Question: How did you develop your approach to the world of elephant tourism?

Irma Gold: I volunteered with rescued elephants in Chiang Mai, Kanchanaburi and the tiny village of Bantaklang in the Surin province. Being an author can be a pretty great gig! I also did a lot of research, and rained endless questions on my Thai friends.


Question: Are the characters based on anyone you know, in real life?

Irma Gold: The short answer is no. But on my first trip to Thailand, where I volunteered with elephants at Elephant Nature Park, a sanctuary in Chiang Mai, I found myself surrounded by travellers in their early twenties. It took me back to that time in life when there is so much freedom but also so much uncertainty about who you are and where you're headed.
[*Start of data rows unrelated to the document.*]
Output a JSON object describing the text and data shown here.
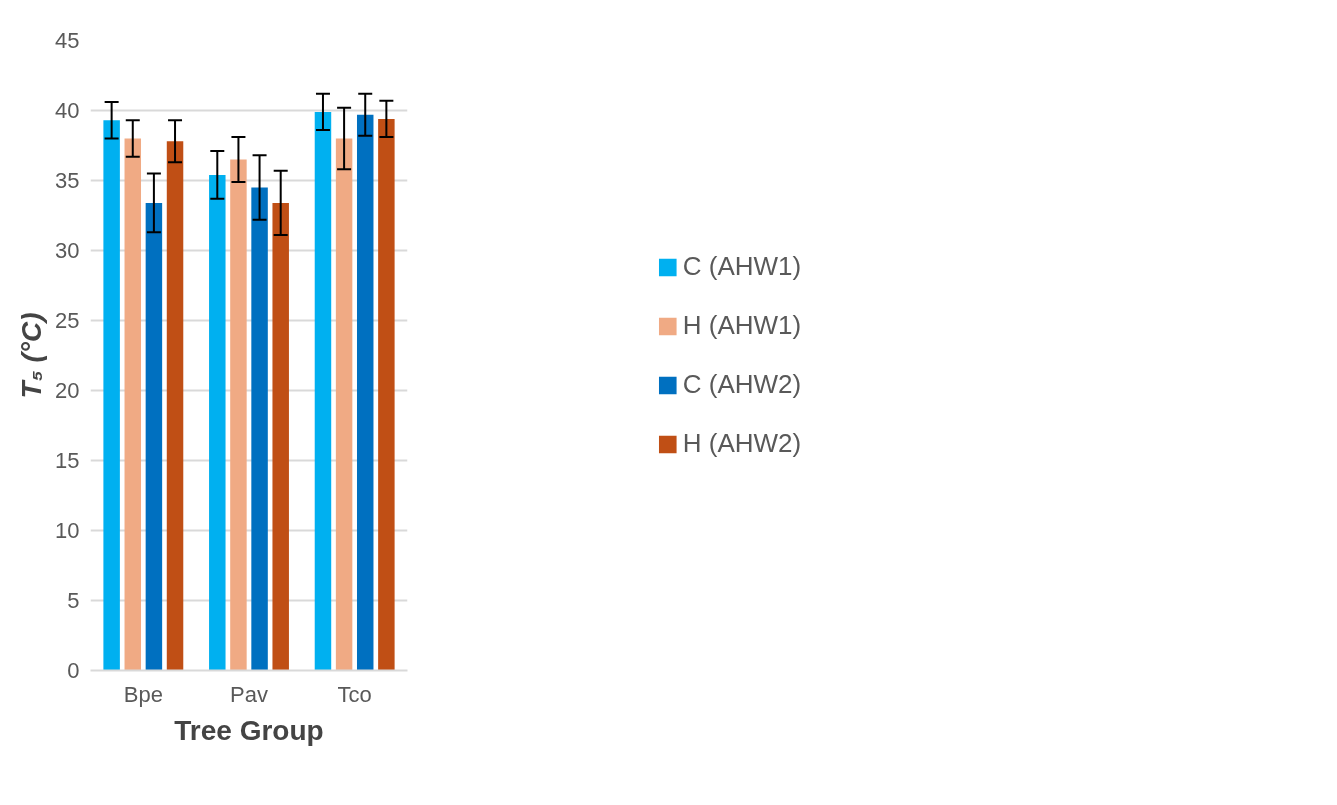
{
  "chart_data": {
    "type": "bar",
    "xlabel": "Tree Group",
    "ylabel": "T₅ (°C)",
    "categories": [
      "Bpe",
      "Pav",
      "Tco"
    ],
    "series": [
      {
        "name": "C (AHW1)",
        "color": "#00b0f0",
        "values": [
          39.3,
          35.4,
          39.9
        ],
        "errors": [
          1.3,
          1.7,
          1.3
        ]
      },
      {
        "name": "H (AHW1)",
        "color": "#f0aa84",
        "values": [
          38.0,
          36.5,
          38.0
        ],
        "errors": [
          1.3,
          1.6,
          2.2
        ]
      },
      {
        "name": "C (AHW2)",
        "color": "#0070c0",
        "values": [
          33.4,
          34.5,
          39.7
        ],
        "errors": [
          2.1,
          2.3,
          1.5
        ]
      },
      {
        "name": "H (AHW2)",
        "color": "#c04f15",
        "values": [
          37.8,
          33.4,
          39.4
        ],
        "errors": [
          1.5,
          2.3,
          1.3
        ]
      }
    ],
    "ylim": [
      0,
      45
    ],
    "yticks": [
      0,
      5,
      10,
      15,
      20,
      25,
      30,
      35,
      40,
      45
    ],
    "grid": "y",
    "legend": "right"
  }
}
I'm sure all of that observation subconsciously shaped Hannah and Deven.


Question: How much of your inspiration comes from real life and real people?

Irma Gold: All of it really, but in ways that are not necessarily distinct and easily defined. As a writer, everything that you observe goes into some kind of mental database where it gets mixed up and reshaped. Then it comes out on the page in ways that don't obviously relate to the original observations. When I travel I record details more consciously. I keep notebooks full of my impressions – the text on a sign, the way the air smells at dawn, the call of a hawker – it could be anything. All of that feeds into the story.
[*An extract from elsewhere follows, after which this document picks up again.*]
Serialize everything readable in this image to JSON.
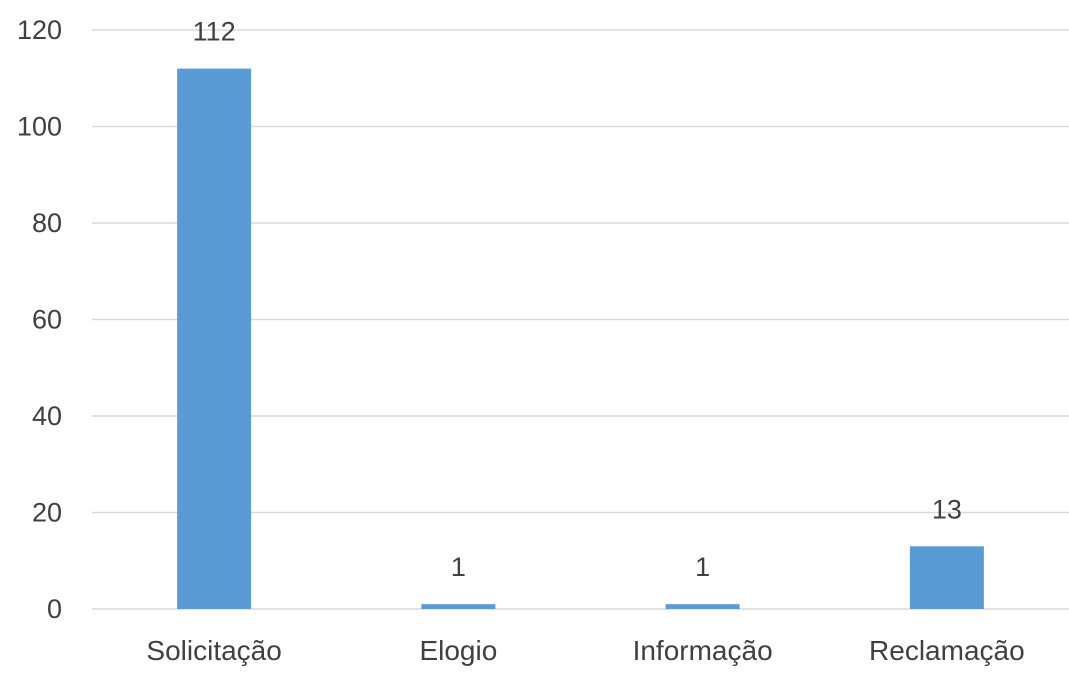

Question: What's the main message you hope readers take from The Breaking?

Irma Gold: First of all, what I really hope is that readers enjoy the ride, and that the characters remain vivid in readers' minds long after they turn the last page. In terms of elephant tourism, there isn't really a single message because the issues are complex and there are no easy answers or solutions. So what I really hope is that The Breaking starts conversations. And I also hope that in readers coming to understand the suffering that elephants experience at the hands of humans in the name of entertainment, that they think carefully about their own choices.
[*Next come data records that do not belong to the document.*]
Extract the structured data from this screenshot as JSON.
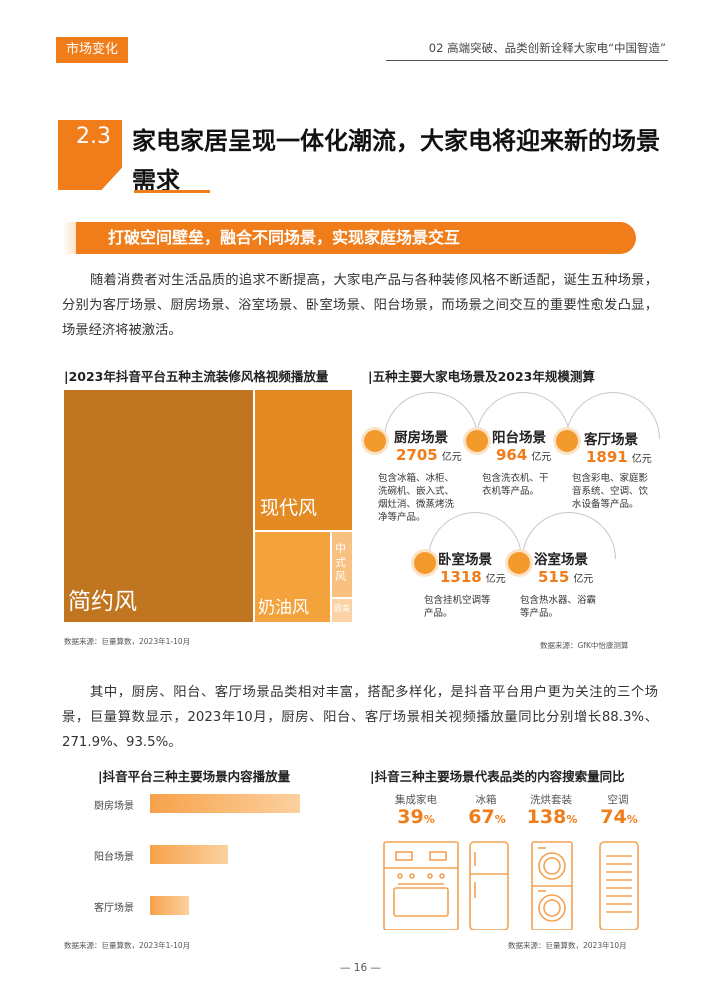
{
  "header": {
    "tag": "市场变化",
    "chapter": "02 高端突破、品类创新诠释大家电“中国智造”"
  },
  "section": {
    "number": "2.3",
    "title": "家电家居呈现一体化潮流，大家电将迎来新的场景需求"
  },
  "banner": "打破空间壁垒，融合不同场景，实现家庭场景交互",
  "para1": "随着消费者对生活品质的追求不断提高，大家电产品与各种装修风格不断适配，诞生五种场景，分别为客厅场景、厨房场景、浴室场景、卧室场景、阳台场景，而场景之间交互的重要性愈发凸显，场景经济将被激活。",
  "treemap": {
    "title": "|2023年抖音平台五种主流装修风格视频播放量",
    "labels": [
      "简约风",
      "现代风",
      "奶油风",
      "中式风",
      "欧美"
    ],
    "source": "数据来源：巨量算数，2023年1-10月"
  },
  "scenes": {
    "title": "|五种主要大家电场景及2023年规模测算",
    "unit": "亿元",
    "items": [
      {
        "name": "厨房场景",
        "value": "2705",
        "desc": [
          "包含冰箱、冰柜、",
          "洗碗机、嵌入式、",
          "烟灶消、微蒸烤洗",
          "净等产品。"
        ]
      },
      {
        "name": "阳台场景",
        "value": "964",
        "desc": [
          "包含洗衣机、干",
          "衣机等产品。"
        ]
      },
      {
        "name": "客厅场景",
        "value": "1891",
        "desc": [
          "包含彩电、家庭影",
          "音系统、空调、饮",
          "水设备等产品。"
        ]
      },
      {
        "name": "卧室场景",
        "value": "1318",
        "desc": [
          "包含挂机空调等",
          "产品。"
        ]
      },
      {
        "name": "浴室场景",
        "value": "515",
        "desc": [
          "包含热水器、浴霸",
          "等产品。"
        ]
      }
    ],
    "source": "数据来源：GfK中怡康测算"
  },
  "para2": "其中，厨房、阳台、客厅场景品类相对丰富，搭配多样化，是抖音平台用户更为关注的三个场景，巨量算数显示，2023年10月，厨房、阳台、客厅场景相关视频播放量同比分别增长88.3%、271.9%、93.5%。",
  "bars": {
    "title": "|抖音平台三种主要场景内容播放量",
    "source": "数据来源：巨量算数，2023年1-10月"
  },
  "chart_data": [
    {
      "type": "bar",
      "title": "|抖音平台三种主要场景内容播放量",
      "categories": [
        "厨房场景",
        "阳台场景",
        "客厅场景"
      ],
      "values": [
        1.0,
        0.52,
        0.26
      ]
    },
    {
      "type": "bar",
      "title": "|抖音三种主要场景代表品类的内容搜索量同比",
      "categories": [
        "集成家电",
        "冰箱",
        "洗烘套装",
        "空调"
      ],
      "values": [
        39,
        67,
        138,
        74
      ],
      "unit": "%"
    }
  ],
  "growth": {
    "title": "|抖音三种主要场景代表品类的内容搜索量同比",
    "items": [
      {
        "label": "集成家电",
        "value": "39",
        "unit": "%"
      },
      {
        "label": "冰箱",
        "value": "67",
        "unit": "%"
      },
      {
        "label": "洗烘套装",
        "value": "138",
        "unit": "%"
      },
      {
        "label": "空调",
        "value": "74",
        "unit": "%"
      }
    ],
    "source": "数据来源：巨量算数，2023年10月"
  },
  "page": "— 16 —"
}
Question: What is the best thing about creating characters like Hannah and Deven?

Irma Gold: I found writing both Hannah and Deven such a joy. Deven is very sure of herself but Hannah is still finding her way, wrestling with her identity and sexuality. Together they made for an interesting ride. The first draft just spooled out of me. I'm sure I will never experience anything like it again. I felt as if these characters were leading me through the story. And it's wonderful seeing them now go out into the world. I know it sounds strange to non-writers, but they feel like real people to me.


Question: What advice do you have for aspiring writers or artists?

Irma Gold: Read, read, read! I'm always amazed by the number of aspiring writers who read very little, if anything. Reading teaches you how to write. Also, be brave. Write what scares you and thrills you. Write from the heart. And finally, only follow the advice that works for you. There's so much of it out there – much of it conflicting – and you have to find your own path.


Question: What or who inspired your love of reading/writing?

Irma Gold: Growing up, there were always books in our house, and my mum taught me to read before I started school. As a kid, I was always writing books. In Grade 6 I had a phenomenal teacher called Miss O'D who got us to write and illustrate and 'publish' a book. And then in high school my English Literature teacher, Leandra Turner, made me realise how much I loved writing. That sounds like a strange thing to say when I'd been doing it since I was small, but it had just always been a part of me, and she brought that consciousness to the surface so that it became something that I actively chose to do.


Question: What's next, for you?

Irma Gold: Once I've finished The Breaking book tour, I'm hoping to get back to working on my next novel. I've finished the second draft and received feedback from the wonderful Tegan Bennett Daylight, so I'm keen to now dive into the third draft. This novel is set in England and South Africa – two countries that are in my blood – and it's been such a rich process so far. I'm excited to see where it goes.